Im NORDKURIER aus Neubrandenburg ist zu lesen:

"Beide, Juschtschenko als Präsident und Janukowitsch als neuer Regierungschef, stehen nicht für eine homogene Politik, siehe die strittige Frage eines NATO-Beitritts. Weiter getrennt, würden sie sich jedoch blockieren. Indem sie nun den Versuch einer Art friedlicher Koexistenz an der Staatsspitze unternehmen, geben sie Kiew die Chance, die Lähmung der Gesellschaft und der Reformpolitik zu überwinden."

Das MAIN-ECHO aus Aschaffenburg meint hingegen:

"Natürlich reden ukrainische Politiker jetzt von den Zwängen der Demokratie. Ebenso natürlich ist Politik nicht nur in Kiew kein durchweg schönes Geschäft. Dennoch wurden die Hoffnungen von zahllosen Menschen auch im Ausland selten so verhöhnt."

Themenwechsel: Die Europäische Zentralbank hat am Donnerstag den Leitzins um 0,25 Punkte auf 3,0 Prozent erhöht. Mit der vierten Anhebung seit Dezember 2005 soll laut EZB-Chef Claude Trichet der gewachsenen Inflationsgefahr im Euro-Raum begegnet werden.

Der Bonner GENERAL-ANZEIGER hält die Erhöhung des Leitzinses für unproblematisch: "Die Zinsen steigen. Eine ernsthafte Gefahr für die Konjunktur in Europa ist deswegen nicht zu erkennen. Grundsätzlich gehen die Gefahren für die Konjunktur in Deutschland derzeit nicht von Frankfurt, sondern von Berlin aus. Die Bundesregierung hat bisher wenig unternommen, damit sich Wachstum und Beschäftigungsaufbau im kommenden Jahr weiter verstetigen können. Die Zentralbank erhöht die Zinsen vor allem, um Preissteigerungen in den Griff zu bekommen. Doch es ist ja gerade der Staat, der den Bundesbürgern im kommenden Jahr die größte Preistreiberei der Geschichte beschert."

Der NORDBAYERISCHE KURIER aus Bayreuth meint, dass die Zinserhöhung eine verstärkende Wirkung haben wird: "Die steigenden Zinsen knabbern an den Wachstumsprozenten in Deutschland. Die Geldverteuerung, die mit etwa halbjähriger Verzögerung marktwirksam wird, paart sich dann mit einer Reihe zusätzlicher Belastungen für die Verbraucher, wie Mehrwertsteuererhöhung, Kürzung der Pendlerpauschale oder des Sparerfreibetrags, höhere Beiträge für Kranken- und Rentenversicherung.

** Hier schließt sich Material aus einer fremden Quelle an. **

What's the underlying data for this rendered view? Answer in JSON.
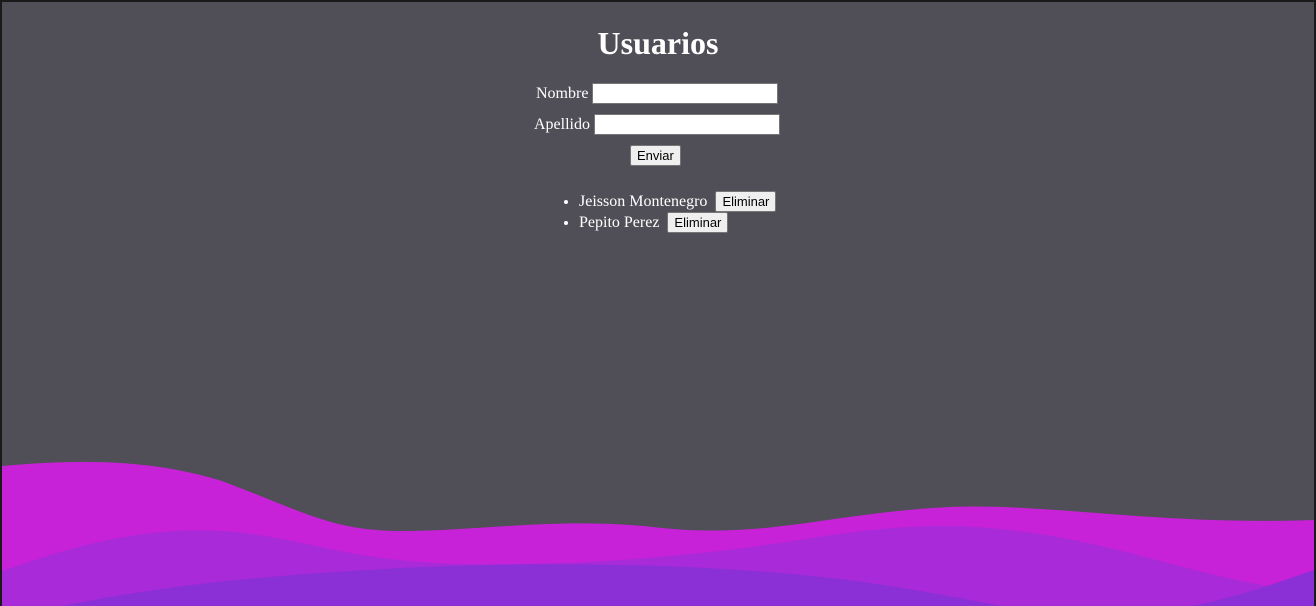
{
  "page": {
    "title": "Usuarios"
  },
  "form": {
    "nombre_label": "Nombre",
    "nombre_value": "",
    "apellido_label": "Apellido",
    "apellido_value": "",
    "submit_label": "Enviar"
  },
  "users": [
    {
      "name": "Jeisson Montenegro",
      "delete_label": "Eliminar"
    },
    {
      "name": "Pepito Perez",
      "delete_label": "Eliminar"
    }
  ],
  "colors": {
    "background": "#504e56",
    "wave_front": "#c822d8",
    "wave_mid": "#a92ad8",
    "wave_back": "#8a30d6"
  }
}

Eine unheilvolle Mischung, die da entsteht und auf die Konjunktur drückt."

Auch die HEILBRONNER STIMME sieht in der EZB-Entscheidung eine Gefahr für die wirtschaftliche Entwicklung:

"Gefährlich ist die Zinspolitik der Zentralbanker dennoch. Die einseitige Konzentration auf stabile Preise verstellt mithin den Blick für die Konjunkturrisiken. Denn der Aufschwung in Euroland ist längst nicht so robust wie die Währungshüter behaupten. Die Binnennachfrage springt gerade erst an, während der Export an Dynamik verliert. Zudem wird sich die Weltwirtschaft im kommenden Jahr abkühlen - wie stark, hängt vor allem vom Ölpreis und der Entwicklung der US-Wirtschaft ab. (...) Die EZB sollte deshalb ganz besonders wachsam sein, wenn sie über den nächsten Zinsschritt nachdenkt."

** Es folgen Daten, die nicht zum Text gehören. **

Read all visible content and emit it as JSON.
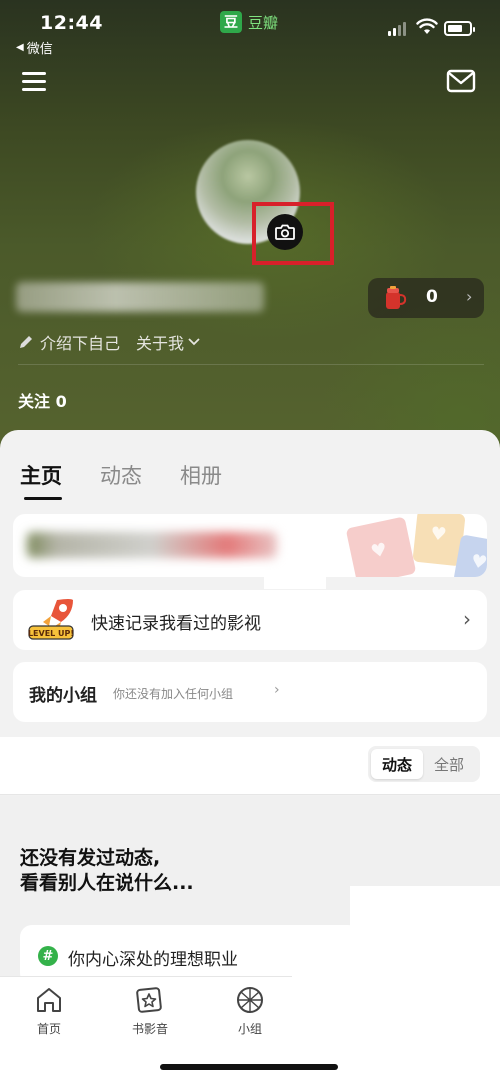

Der Leitartikler der SÜDWEST PRESSE aus Ulm ist überzeugt, dass die nächste Erhöhung nicht lange auf sich warten lässt:

"Überraschend ist (...), dass EZB-Präsident Claude Trichet bereits jetzt weitere Korrekturen andeutete. Die nächsten Zinsschritte noch in diesem Jahr sind absehbar. Die Zeiten des billigen Geldes scheinen zunächst vorbei."